Marcus is SonALAsense’s founder, CEO and CMO.
While ALA-SDT technology is a new treatment for GBM, similar treatments have been used to treat other types of cancer, like skin cancer, and have proven to be highly effective. Unlike ALA-SDT, which uses sound to activate protoporphyrin, therapies for skin cancer have used photodynamic therapy (PDT), which uses light to activate protoporphyrin. Marcus led the clinical development and FDA approval of the ALA-PDT system.
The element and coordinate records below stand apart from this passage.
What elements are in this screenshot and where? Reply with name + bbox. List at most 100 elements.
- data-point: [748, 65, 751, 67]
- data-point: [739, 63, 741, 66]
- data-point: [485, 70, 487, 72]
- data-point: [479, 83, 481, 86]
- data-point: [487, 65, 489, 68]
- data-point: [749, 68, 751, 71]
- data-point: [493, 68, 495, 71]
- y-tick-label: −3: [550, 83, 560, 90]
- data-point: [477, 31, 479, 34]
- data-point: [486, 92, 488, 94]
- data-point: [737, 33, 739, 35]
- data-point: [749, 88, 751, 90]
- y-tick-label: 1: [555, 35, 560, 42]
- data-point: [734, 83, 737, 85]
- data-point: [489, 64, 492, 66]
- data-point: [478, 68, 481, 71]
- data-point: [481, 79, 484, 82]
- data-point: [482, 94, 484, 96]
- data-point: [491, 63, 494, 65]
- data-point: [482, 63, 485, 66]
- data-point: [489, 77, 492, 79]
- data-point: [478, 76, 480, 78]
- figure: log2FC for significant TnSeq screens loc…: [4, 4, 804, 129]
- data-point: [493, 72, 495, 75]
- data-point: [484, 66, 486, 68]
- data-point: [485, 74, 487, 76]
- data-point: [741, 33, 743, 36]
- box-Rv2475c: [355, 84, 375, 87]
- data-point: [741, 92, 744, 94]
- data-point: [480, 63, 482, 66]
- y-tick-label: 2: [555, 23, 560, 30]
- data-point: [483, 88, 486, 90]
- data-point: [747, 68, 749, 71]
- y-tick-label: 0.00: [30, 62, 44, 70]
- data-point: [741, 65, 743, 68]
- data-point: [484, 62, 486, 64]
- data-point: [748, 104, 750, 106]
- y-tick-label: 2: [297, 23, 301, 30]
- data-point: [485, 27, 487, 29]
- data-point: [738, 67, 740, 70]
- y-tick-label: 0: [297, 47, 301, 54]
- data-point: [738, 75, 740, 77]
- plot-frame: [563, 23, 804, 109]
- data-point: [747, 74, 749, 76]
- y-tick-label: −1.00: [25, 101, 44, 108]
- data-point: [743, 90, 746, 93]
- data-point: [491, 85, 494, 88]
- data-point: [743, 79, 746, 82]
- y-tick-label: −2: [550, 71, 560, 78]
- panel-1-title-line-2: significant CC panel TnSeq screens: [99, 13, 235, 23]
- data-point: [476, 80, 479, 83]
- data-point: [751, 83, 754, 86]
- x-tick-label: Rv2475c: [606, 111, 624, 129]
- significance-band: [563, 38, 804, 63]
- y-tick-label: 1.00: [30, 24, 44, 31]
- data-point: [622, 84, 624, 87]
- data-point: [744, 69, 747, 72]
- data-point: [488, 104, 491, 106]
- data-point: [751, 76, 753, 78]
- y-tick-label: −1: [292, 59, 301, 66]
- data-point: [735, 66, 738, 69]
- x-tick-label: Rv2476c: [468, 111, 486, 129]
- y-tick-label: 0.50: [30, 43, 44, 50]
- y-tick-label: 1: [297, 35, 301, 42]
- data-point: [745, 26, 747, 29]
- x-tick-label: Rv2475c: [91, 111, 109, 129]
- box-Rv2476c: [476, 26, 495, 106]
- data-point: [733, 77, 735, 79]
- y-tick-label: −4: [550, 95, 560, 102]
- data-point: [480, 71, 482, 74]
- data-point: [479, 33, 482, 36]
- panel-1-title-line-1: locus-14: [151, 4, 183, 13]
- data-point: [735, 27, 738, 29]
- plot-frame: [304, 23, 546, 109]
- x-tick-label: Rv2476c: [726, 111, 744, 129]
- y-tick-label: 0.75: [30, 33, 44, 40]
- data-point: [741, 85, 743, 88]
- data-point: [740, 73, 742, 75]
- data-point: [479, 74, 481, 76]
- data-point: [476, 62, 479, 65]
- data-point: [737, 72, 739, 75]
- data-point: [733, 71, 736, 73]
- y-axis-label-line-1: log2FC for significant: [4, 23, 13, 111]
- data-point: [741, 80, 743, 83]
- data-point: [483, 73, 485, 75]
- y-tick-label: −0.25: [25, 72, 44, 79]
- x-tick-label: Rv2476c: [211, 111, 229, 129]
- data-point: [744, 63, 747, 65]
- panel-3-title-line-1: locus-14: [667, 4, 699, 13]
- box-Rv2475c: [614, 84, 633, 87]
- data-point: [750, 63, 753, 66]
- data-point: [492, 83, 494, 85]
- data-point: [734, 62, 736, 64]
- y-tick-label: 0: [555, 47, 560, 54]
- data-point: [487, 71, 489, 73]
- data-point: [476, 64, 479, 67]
While PDT is a feasible option for skin cancer, it is less feasible for brain cancer. To activate protoporphyrin in the brain using light, invasive optical probes are needed, requiring complex and potentially dangerous brain surgery. By using sound waves, SDT can activate protoporphyrin without the need for invasive surgical procedures.
Based on the success of ALA-PDT in skin cancers, Marcus and the SonALAsense team have high hopes for ALA-SDT therapy for GBM.
“It will be the first non-invasive, tissue-specific treatment that has the potential to turn glioblastoma into a manageable disease and glioblastoma patients into cancer survivors,” Marcus said.